God’s reminder was a bit sobering. “I can give these things of mine to anyone I choose.” After all, God is in control of everything, right? In the case of Judah, God used an unlikely source, King Nebuchadnezzar of Babylon, to be his servant, the one charged with controlling his rebellious children. Do you think God still uses unlikely characters for his work in this world?

The heavy yoke of Jeremiah’s prophecy brought to my mind the contrasting yoke spoken about years later by Jesus in Matthew 11:28-30: “Come to me, all of you who are weary and carry heavy burdens, and I will give you rest. Take my yoke upon you. Let me teach you, because I am humble and gentle at heart, and you will find rest for your souls. For my yoke is easy to bear, and the burden I give you is light.”

Jeremiah spoke of the bondage to come for his community. Jesus knew we would feel overwhelmed and exhausted from life’s challenges. We may still be in bondage today to powers that try to control us. But Jesus invites us to come to him and he will take care of these burdens.

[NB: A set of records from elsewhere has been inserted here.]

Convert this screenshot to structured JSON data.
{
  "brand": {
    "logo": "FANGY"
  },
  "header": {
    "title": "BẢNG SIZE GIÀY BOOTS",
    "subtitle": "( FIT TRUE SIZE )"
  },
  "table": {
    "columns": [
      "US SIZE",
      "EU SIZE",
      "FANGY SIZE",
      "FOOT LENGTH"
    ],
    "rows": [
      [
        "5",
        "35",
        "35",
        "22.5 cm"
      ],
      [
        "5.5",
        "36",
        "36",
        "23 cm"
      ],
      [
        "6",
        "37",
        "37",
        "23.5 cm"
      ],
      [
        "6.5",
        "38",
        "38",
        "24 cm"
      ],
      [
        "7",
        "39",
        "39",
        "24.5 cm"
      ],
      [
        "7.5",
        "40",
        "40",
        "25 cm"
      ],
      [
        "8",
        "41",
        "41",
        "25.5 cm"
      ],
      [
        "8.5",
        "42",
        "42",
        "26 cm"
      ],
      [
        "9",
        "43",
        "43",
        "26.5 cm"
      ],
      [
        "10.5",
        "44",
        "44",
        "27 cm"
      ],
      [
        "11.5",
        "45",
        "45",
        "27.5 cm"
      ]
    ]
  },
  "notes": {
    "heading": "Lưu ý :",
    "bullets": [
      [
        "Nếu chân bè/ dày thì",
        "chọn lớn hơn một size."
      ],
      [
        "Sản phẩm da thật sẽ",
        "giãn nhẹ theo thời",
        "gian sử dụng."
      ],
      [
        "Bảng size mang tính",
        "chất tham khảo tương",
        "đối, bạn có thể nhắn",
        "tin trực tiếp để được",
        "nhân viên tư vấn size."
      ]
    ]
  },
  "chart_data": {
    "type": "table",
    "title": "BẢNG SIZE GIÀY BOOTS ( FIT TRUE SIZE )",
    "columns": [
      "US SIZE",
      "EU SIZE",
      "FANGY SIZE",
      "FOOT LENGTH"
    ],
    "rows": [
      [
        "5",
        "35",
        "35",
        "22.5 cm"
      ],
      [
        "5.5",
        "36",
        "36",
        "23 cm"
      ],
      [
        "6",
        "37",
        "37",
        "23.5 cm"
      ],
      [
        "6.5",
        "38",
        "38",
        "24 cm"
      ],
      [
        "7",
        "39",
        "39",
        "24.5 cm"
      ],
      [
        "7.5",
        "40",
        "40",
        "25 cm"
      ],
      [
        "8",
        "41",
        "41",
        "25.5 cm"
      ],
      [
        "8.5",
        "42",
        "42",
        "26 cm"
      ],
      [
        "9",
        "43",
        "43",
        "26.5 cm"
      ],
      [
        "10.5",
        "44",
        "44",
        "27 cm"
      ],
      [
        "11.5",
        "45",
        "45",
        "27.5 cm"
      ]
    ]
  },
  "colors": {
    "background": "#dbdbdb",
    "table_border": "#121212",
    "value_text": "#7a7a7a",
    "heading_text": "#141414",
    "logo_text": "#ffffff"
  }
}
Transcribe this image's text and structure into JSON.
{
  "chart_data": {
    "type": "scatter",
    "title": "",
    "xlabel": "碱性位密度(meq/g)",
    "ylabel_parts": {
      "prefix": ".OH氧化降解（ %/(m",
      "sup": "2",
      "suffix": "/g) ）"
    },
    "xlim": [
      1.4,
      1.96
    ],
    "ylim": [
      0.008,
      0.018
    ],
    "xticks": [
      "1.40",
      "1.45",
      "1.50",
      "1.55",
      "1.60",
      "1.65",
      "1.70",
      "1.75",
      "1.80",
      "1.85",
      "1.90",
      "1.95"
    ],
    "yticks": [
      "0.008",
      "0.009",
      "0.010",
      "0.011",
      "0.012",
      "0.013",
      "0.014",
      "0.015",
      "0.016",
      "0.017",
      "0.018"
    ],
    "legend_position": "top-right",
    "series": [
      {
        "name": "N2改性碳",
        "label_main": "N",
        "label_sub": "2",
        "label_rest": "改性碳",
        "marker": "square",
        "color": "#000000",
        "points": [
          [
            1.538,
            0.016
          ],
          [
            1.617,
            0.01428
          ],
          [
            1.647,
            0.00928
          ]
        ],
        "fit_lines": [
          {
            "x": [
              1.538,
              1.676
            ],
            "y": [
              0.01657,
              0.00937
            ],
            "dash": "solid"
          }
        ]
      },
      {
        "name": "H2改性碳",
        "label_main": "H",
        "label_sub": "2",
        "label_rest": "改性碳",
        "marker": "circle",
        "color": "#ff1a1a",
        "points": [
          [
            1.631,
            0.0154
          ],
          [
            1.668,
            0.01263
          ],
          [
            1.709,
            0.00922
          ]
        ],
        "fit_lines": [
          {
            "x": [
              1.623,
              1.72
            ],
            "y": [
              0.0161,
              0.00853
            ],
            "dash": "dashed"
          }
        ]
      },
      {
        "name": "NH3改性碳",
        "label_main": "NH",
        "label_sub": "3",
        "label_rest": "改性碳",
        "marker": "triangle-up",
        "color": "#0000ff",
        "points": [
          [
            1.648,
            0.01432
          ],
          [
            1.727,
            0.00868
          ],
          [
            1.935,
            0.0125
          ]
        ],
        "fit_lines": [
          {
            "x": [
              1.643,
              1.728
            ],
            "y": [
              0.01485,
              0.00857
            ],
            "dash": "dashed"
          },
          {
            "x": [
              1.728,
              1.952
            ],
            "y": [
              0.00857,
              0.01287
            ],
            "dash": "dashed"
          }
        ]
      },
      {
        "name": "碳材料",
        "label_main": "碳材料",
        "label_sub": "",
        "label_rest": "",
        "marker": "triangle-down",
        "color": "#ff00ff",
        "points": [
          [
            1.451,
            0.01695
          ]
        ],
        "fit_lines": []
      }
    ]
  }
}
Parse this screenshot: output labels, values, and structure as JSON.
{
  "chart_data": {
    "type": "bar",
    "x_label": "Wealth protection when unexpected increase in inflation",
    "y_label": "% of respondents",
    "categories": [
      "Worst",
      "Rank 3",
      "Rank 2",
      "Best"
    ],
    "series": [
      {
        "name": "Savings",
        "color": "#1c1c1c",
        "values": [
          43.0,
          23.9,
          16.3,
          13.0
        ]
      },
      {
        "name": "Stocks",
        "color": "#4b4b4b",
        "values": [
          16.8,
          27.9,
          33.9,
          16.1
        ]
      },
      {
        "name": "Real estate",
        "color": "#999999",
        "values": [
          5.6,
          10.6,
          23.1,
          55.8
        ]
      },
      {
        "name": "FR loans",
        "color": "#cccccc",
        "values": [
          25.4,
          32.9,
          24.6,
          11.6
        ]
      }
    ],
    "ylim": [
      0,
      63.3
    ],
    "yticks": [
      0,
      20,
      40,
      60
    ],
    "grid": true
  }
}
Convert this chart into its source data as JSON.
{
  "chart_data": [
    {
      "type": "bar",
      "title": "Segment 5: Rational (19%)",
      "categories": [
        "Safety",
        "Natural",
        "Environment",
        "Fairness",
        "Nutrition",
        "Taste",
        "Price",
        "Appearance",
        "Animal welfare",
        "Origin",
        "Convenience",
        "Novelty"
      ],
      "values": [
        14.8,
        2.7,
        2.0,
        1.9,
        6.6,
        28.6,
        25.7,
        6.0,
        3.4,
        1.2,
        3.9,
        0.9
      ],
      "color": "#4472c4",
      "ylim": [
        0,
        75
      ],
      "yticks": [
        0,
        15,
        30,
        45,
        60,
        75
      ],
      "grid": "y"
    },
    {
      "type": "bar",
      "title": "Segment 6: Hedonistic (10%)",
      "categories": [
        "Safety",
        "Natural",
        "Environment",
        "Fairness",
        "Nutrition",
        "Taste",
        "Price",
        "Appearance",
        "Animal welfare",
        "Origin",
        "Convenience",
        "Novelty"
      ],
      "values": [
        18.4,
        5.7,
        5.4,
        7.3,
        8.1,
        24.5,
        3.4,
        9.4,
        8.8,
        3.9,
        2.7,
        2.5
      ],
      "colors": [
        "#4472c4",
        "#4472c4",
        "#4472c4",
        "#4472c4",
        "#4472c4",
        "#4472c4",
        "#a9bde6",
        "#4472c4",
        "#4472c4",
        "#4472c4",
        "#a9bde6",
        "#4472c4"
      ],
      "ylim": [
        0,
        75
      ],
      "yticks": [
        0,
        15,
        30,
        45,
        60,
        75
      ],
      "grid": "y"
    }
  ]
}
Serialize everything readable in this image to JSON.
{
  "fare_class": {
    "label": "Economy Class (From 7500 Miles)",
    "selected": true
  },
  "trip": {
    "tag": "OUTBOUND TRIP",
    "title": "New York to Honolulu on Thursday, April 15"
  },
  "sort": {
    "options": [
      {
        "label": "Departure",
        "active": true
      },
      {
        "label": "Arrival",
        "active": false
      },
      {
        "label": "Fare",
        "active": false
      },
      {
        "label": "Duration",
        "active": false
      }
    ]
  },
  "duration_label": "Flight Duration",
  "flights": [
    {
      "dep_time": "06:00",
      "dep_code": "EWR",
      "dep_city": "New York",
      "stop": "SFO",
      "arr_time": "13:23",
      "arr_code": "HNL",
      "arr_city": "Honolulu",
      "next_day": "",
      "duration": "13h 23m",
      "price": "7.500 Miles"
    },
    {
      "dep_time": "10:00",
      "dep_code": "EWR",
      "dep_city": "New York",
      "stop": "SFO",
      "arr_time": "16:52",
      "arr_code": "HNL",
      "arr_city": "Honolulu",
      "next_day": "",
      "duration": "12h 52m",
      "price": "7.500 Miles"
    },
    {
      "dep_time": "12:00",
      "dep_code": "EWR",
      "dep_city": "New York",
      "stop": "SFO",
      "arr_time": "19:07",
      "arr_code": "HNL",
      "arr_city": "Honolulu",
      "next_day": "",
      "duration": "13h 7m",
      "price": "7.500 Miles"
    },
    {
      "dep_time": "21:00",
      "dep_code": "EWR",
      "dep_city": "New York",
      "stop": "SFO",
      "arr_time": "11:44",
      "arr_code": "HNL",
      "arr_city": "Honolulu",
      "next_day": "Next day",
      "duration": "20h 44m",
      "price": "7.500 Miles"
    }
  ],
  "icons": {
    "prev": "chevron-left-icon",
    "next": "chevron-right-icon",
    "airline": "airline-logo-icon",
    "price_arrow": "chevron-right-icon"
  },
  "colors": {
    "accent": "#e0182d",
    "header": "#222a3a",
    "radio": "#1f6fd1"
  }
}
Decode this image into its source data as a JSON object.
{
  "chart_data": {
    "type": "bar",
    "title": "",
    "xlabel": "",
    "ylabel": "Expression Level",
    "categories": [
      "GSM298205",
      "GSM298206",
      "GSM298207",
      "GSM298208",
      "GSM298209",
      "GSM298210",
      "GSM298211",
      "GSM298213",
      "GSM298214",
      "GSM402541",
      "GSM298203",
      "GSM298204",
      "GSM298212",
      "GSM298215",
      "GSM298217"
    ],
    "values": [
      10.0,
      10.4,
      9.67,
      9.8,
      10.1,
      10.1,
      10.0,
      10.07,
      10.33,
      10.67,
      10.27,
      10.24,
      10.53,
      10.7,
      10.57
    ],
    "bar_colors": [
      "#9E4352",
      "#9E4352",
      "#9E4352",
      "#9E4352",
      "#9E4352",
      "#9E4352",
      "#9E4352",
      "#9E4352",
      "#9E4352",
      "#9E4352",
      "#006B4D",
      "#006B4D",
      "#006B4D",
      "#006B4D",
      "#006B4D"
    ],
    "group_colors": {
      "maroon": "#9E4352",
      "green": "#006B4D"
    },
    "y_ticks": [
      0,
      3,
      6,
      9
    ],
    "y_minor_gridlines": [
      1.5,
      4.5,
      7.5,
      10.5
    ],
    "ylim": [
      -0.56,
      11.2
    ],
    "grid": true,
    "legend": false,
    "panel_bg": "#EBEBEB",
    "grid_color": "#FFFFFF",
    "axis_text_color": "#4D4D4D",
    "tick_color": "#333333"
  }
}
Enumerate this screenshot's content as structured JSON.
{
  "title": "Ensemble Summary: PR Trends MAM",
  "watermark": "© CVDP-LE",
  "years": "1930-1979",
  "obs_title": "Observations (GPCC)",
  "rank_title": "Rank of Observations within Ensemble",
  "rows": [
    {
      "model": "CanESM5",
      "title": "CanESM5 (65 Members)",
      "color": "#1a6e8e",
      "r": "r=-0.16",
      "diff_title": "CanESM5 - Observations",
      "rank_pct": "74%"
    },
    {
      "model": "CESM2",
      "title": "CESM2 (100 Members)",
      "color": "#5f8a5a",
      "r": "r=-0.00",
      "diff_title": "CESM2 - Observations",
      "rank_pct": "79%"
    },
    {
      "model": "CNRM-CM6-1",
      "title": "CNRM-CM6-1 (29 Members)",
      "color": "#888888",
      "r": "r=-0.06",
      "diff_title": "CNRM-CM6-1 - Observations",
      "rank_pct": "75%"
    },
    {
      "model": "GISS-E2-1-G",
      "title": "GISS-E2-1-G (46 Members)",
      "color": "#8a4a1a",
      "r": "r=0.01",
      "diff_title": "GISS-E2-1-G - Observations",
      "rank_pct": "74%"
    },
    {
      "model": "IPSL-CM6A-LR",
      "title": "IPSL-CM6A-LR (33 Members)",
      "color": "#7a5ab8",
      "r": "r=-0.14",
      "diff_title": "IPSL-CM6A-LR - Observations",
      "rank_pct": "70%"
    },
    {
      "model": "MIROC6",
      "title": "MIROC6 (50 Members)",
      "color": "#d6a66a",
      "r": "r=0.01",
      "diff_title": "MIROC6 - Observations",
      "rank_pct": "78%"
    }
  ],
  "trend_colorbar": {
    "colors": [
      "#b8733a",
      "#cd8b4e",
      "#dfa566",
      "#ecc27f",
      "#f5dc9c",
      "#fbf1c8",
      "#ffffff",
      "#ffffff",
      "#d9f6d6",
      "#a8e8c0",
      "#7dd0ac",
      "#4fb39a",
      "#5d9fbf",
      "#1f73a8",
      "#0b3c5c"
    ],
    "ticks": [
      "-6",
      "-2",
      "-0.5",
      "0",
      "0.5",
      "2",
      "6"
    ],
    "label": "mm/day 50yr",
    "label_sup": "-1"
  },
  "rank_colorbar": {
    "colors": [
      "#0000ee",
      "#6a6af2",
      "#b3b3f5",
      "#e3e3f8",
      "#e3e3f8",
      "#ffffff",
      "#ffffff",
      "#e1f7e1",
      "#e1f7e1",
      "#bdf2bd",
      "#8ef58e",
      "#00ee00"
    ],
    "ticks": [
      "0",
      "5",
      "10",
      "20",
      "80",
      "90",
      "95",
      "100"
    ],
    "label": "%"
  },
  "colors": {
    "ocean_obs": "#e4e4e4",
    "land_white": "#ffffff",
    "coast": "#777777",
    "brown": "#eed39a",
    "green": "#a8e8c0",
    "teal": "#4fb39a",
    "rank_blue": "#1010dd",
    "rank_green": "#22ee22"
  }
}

What are you letting weigh you down? Is it time to turn to Jesus and accept his yoke?

praying hands looking up

Let’s pray … Lord, thank you for your comfort in times of struggle. Walking through such difficult times is easier with you by my side. You are trustworthy and ever present. I am amazed by your love for me. There are no burdens in this life too big for you, God. Remind me to let them go for you to handle. In Jesus’ name. Amen.